Caregivers not convinced by Brigitte Bourguignon's ads

Brigitte Bourguignon, the Minister of Health, has announced a doubling of overtime for caregivers. But key stakeholders stress that the hospital’s problem is not the salary and they are asking for more staff.

No cries of joy, no cheers. When Health Minister Brigitte Bourguignon announced an improvement in overtime pay, caregivers remained unaffected. “Our first requirement, not the salary,” confirms RMC Raphaël Clere-Jehl, resuscitation specialist at Strasbourg Hospital.

During an intervention at a conference of emergency doctors this Wednesday in Paris, Brigitte Bourguignon promised to pay double overtime pay. But caregivers want something else entirely. “We want to do our work in better conditions for patients and also stop going to work out of pain. We are exhausted,” he adds.

What we need is more staff and a pay increase won’t change anything, explains Geoffroy Russo, an emergency physician at Tours University Hospital: “It won’t make us work more, we already have our ‘overbooked’ schedules, we can’t work more than we do.” Already “.

Soon nurses unqualified yet?

So there will be no more doctors, but what about the paramedical staff? Brigitte Bourguignon wants to allow nursing students to work even before they graduate to limit damages this summer. A procedure that does not convince Justin, an emergency room nurse at a hospital near Saint-Étienne.
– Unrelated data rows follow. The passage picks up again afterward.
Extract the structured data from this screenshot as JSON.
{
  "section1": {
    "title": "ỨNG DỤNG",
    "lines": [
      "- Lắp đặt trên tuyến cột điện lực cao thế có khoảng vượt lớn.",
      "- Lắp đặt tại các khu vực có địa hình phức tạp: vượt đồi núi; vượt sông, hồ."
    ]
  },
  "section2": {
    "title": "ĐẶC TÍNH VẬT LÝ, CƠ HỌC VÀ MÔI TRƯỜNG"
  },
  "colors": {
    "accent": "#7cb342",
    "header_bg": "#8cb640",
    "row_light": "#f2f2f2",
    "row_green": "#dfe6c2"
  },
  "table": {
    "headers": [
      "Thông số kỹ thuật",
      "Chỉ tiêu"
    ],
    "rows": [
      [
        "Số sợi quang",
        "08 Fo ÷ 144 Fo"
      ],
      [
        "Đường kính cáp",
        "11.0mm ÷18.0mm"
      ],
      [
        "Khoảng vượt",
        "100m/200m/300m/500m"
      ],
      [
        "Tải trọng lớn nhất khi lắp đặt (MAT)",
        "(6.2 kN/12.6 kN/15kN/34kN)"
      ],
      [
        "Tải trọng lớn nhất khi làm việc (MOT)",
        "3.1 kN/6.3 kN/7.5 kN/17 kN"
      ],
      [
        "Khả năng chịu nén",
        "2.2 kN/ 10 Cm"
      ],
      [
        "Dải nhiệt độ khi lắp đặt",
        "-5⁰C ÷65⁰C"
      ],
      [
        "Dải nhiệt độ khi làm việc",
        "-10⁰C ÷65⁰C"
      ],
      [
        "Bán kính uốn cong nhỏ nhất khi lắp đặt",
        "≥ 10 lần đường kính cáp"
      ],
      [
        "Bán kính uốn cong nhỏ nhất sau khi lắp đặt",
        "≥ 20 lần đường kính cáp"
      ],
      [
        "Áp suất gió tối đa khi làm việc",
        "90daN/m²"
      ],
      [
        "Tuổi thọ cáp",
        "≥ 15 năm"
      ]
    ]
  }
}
“If we get the staff to work as nurses but in the end they don’t have the diploma, we’re going to get people to work who wouldn’t have the ability to be nurses. So patients would be cared for by nurses. People who wouldn’t be nurses,” he said.

In another announcement by the Minister of Health, retired caregivers are “voluntarily resuming an activity” this summer who will in turn benefit from their “pension accumulation facility”. Caregivers in unison are asking for a profound overhaul of the general hospital.